Gordon's liner to left off Ervin Santana had an exit velocity of 106 mph and traveled 289 feet, but Buxton made a great read and tracked it down to make a diving snare. It had a catch probability of 24 percent, which rates as a five-star catch, according to Statcast™.
Catch probability is on a scale of 0 to 100, and it is essentially based on how far the fielder had to go and how much time he had to get there. Buxton had 2.9 seconds to get to Gordon's liner, which was projected to land 36 feet away from where Buxton was positioned in center.
"When you hit the ball to him, you kinda of tippy-toe to first base, hoping it might drop, but knowing it might not," said Gordon, a four-time Gold Glove Award winner. "He's really athletic. We'll be seeing those catches for a while."
Buxton had six five-star catches in 2016, converting 24 percent of his five-star chances.
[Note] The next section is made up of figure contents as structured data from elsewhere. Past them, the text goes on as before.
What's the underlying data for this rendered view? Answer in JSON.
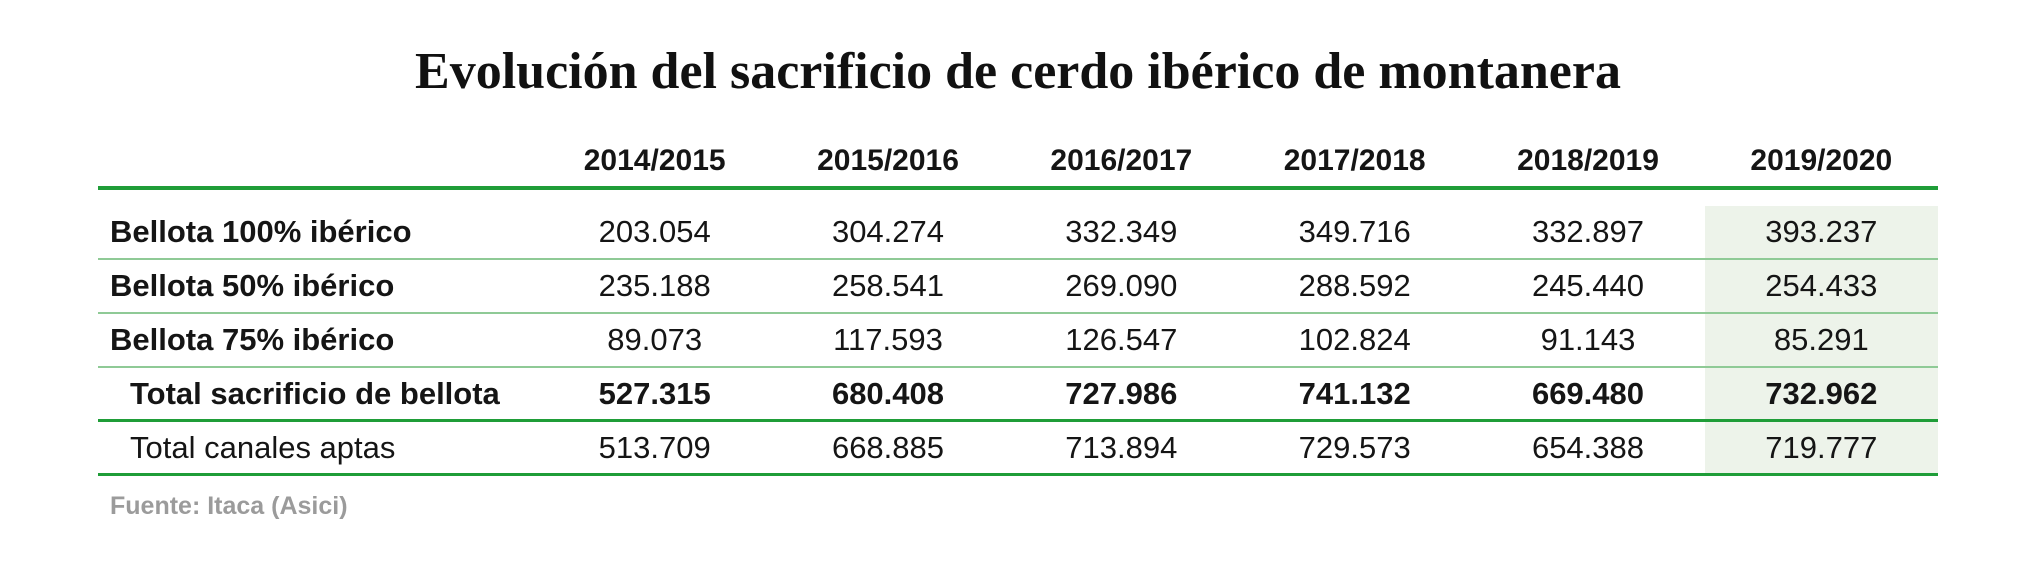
{
  "title": "Evolución del sacrificio de cerdo ibérico de montanera",
  "source_note": "Fuente: Itaca (Asici)",
  "colors": {
    "accent_green": "#1f9d38",
    "separator_green": "#8fca96",
    "highlight_background": "#edf3ea",
    "source_gray": "#9b9b9b"
  },
  "chart_data": {
    "type": "table",
    "title": "Evolución del sacrificio de cerdo ibérico de montanera",
    "columns": [
      "2014/2015",
      "2015/2016",
      "2016/2017",
      "2017/2018",
      "2018/2019",
      "2019/2020"
    ],
    "highlighted_column": "2019/2020",
    "rows": [
      {
        "label": "Bellota 100% ibérico",
        "values": [
          "203.054",
          "304.274",
          "332.349",
          "349.716",
          "332.897",
          "393.237"
        ],
        "bold_label": true,
        "bold_values": false,
        "indent": false,
        "rule": "light"
      },
      {
        "label": "Bellota 50% ibérico",
        "values": [
          "235.188",
          "258.541",
          "269.090",
          "288.592",
          "245.440",
          "254.433"
        ],
        "bold_label": true,
        "bold_values": false,
        "indent": false,
        "rule": "light"
      },
      {
        "label": "Bellota 75% ibérico",
        "values": [
          "89.073",
          "117.593",
          "126.547",
          "102.824",
          "91.143",
          "85.291"
        ],
        "bold_label": true,
        "bold_values": false,
        "indent": false,
        "rule": "light"
      },
      {
        "label": "Total sacrificio de bellota",
        "values": [
          "527.315",
          "680.408",
          "727.986",
          "741.132",
          "669.480",
          "732.962"
        ],
        "bold_label": true,
        "bold_values": true,
        "indent": true,
        "rule": "strong"
      },
      {
        "label": "Total canales aptas",
        "values": [
          "513.709",
          "668.885",
          "713.894",
          "729.573",
          "654.388",
          "719.777"
        ],
        "bold_label": false,
        "bold_values": false,
        "indent": true,
        "rule": "strong"
      }
    ],
    "source": "Fuente: Itaca (Asici)"
  }
}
The Twins led the Majors with 18 such catches last year.
"Us outfielders have this thing where nothing falls but raindrops," Buxton said. "We take that to heart and want to be the best outfield out there. We're trying to be aggressive to every line drive and foul ball we can be. We know we'll have backup, so it allows us to play freely."
Buxton made another diving grab in the fifth, but much of the difficulty was his own doing, as he stepped back and slipped before recovering in time to make the play. It's hard to say he robbed Paulo Orlando of a hit, however, as the play had a 98 percent catch probability, but Buxton showed off his ability to recover when he doesn't make a great read. Buxton needed to go 50 feet to reach the ball, but ran 64 feet, meaning he covered 14 extraneous feet because of his misread.
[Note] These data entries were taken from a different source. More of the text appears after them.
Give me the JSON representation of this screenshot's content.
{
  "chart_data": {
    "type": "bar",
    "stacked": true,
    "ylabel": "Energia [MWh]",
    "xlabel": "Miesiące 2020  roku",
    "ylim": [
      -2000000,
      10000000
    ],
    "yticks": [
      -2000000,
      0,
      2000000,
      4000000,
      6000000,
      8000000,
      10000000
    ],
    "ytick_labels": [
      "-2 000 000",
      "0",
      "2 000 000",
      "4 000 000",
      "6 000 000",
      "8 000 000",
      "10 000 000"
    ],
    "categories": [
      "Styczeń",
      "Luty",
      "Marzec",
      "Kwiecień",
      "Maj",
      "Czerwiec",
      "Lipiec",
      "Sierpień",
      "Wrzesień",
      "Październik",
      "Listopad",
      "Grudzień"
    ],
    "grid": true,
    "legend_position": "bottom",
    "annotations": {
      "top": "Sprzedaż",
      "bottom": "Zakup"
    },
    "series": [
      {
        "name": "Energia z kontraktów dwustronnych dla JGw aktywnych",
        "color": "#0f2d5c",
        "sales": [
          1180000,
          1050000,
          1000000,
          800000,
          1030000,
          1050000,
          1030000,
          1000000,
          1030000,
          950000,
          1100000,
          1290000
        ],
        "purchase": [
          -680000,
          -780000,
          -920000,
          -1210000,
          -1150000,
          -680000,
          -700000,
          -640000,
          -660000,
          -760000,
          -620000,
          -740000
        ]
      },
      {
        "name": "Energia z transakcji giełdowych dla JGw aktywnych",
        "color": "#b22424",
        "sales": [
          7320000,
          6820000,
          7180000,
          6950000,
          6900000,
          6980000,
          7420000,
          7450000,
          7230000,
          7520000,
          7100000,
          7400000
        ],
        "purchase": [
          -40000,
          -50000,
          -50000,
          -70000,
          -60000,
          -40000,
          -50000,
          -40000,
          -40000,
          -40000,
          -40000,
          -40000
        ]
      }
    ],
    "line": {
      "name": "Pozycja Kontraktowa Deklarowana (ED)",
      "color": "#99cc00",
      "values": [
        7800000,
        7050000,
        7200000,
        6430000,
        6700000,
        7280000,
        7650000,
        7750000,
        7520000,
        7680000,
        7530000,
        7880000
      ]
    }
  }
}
"It was just a bad jump," Buxton said. "I thought he hit it better than he did. It went off the end of the bat, but I broke back first. I slipped, but luckily I'm fast, made it up with my speed and made the play."
Twins manager Paul Molitor was impressed by both plays, and like Buxton, noted that it's part of an outfield philosophy brought in by new outfield coach Jeff Pickler to play shallower and take risks.
"We've been working hard on these guys taking chances to make plays," Molitor said. "We've kind of changed the philosophy to get them shallowed up to utilize their skills. He got a great jump on the first one, but the second one with the wet grass, he slipped a little bit, but made an outstanding recovery."